Everyone knows they should be exercising. The problem is the same as with fad diets: the adoption of an all-or-nothing mindset. You invest in a gym membership and vow to devote to 7 days a week, three hours a day, for the remainder of your life. Two weeks in, you miss a few days, deactivate your membership, and never go back.

All or nothing. You’re focusing on the days you skip going to the gym when you should be focusing on the days you do go to the gym. Every gym trip pushes you closer on the continuum to good health.

You can additionally incorporate physical activity at work and elsewhere during the day. Choose the stairs in the place of the elevator, park farther away from the store entrance, do some pushups on your meal break. All of these activities tip the balance to good health.

4. Minimize stress

There are in essence three ways to deal with stress:

  1. Eliminate the source of your stress, if possible
  2. Reframe the stress into something beneficial
  3. Participate in relaxing activities more frequently

This will be unique for everyone, but here’s an example of a resolution incorporating all three strategies.

Eliminate – certain activities and obligations produce more stress relative to the benefits obtained. If you discover, for example, that you spend the majority of your day on social media, but the stress of updating your status produces little benefit, you may consider ditching your accounts.

Reframe – Have you ever noticed that the same experience can be stressful for one person, yet appealing for another? As an example, some people hate public speaking while others cherish it. It is possible, but not easy, to reframe your feelings of anxiety into positive energy you can use to overcome your fears.

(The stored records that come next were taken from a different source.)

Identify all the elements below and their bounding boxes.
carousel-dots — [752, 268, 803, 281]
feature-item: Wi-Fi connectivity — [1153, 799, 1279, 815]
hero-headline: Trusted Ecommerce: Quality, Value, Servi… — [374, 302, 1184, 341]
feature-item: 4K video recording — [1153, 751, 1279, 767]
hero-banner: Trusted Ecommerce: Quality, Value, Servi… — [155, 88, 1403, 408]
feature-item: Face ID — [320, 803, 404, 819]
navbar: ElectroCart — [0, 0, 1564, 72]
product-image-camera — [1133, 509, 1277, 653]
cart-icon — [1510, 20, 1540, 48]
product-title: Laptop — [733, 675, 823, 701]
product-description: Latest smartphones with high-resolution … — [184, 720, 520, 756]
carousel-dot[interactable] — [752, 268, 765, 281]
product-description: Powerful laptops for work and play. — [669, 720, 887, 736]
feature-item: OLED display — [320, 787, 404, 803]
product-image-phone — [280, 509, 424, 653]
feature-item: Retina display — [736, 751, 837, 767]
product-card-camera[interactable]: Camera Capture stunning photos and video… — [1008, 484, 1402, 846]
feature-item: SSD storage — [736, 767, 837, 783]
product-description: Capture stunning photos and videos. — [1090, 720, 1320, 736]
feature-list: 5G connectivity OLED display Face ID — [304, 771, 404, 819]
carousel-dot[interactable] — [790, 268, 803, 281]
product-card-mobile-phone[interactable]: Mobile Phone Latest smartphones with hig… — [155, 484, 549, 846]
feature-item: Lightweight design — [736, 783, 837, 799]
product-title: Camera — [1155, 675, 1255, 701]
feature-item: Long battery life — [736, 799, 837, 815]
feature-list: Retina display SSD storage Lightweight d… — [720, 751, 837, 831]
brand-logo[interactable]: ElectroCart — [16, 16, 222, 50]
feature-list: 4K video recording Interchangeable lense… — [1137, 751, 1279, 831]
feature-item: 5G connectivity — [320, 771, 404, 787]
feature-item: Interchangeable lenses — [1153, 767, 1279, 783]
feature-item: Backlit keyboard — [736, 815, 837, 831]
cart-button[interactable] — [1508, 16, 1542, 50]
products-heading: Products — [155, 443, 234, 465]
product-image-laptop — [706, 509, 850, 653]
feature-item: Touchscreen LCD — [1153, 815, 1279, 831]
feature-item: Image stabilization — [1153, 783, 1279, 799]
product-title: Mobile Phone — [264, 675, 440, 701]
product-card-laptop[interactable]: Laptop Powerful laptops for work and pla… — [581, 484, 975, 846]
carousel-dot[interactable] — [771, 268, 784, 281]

Relax – What do you love doing the most? What is most relaxing to you? Listening to music? Reading? Hiking? Meditating? Whichever it is, find ways to clear your schedule to do more of it and the stress will disappear.

5. Schedule routine hearing tests

And finally, think about booking a hearing test this year. While this may sound insignificant, it’s not—one out of 5 people in the US suffers from some degree of hearing loss and most do nothing about it.

Hearing loss has been connected to multiple significant medical conditions, such as depression, cognitive decline, and even dementia. Not to mention the consistent struggle to hear as a major source of stress.

Improving your hearing is a great way to minimize stress, strengthen relationships, and improve your all-around health and well-being.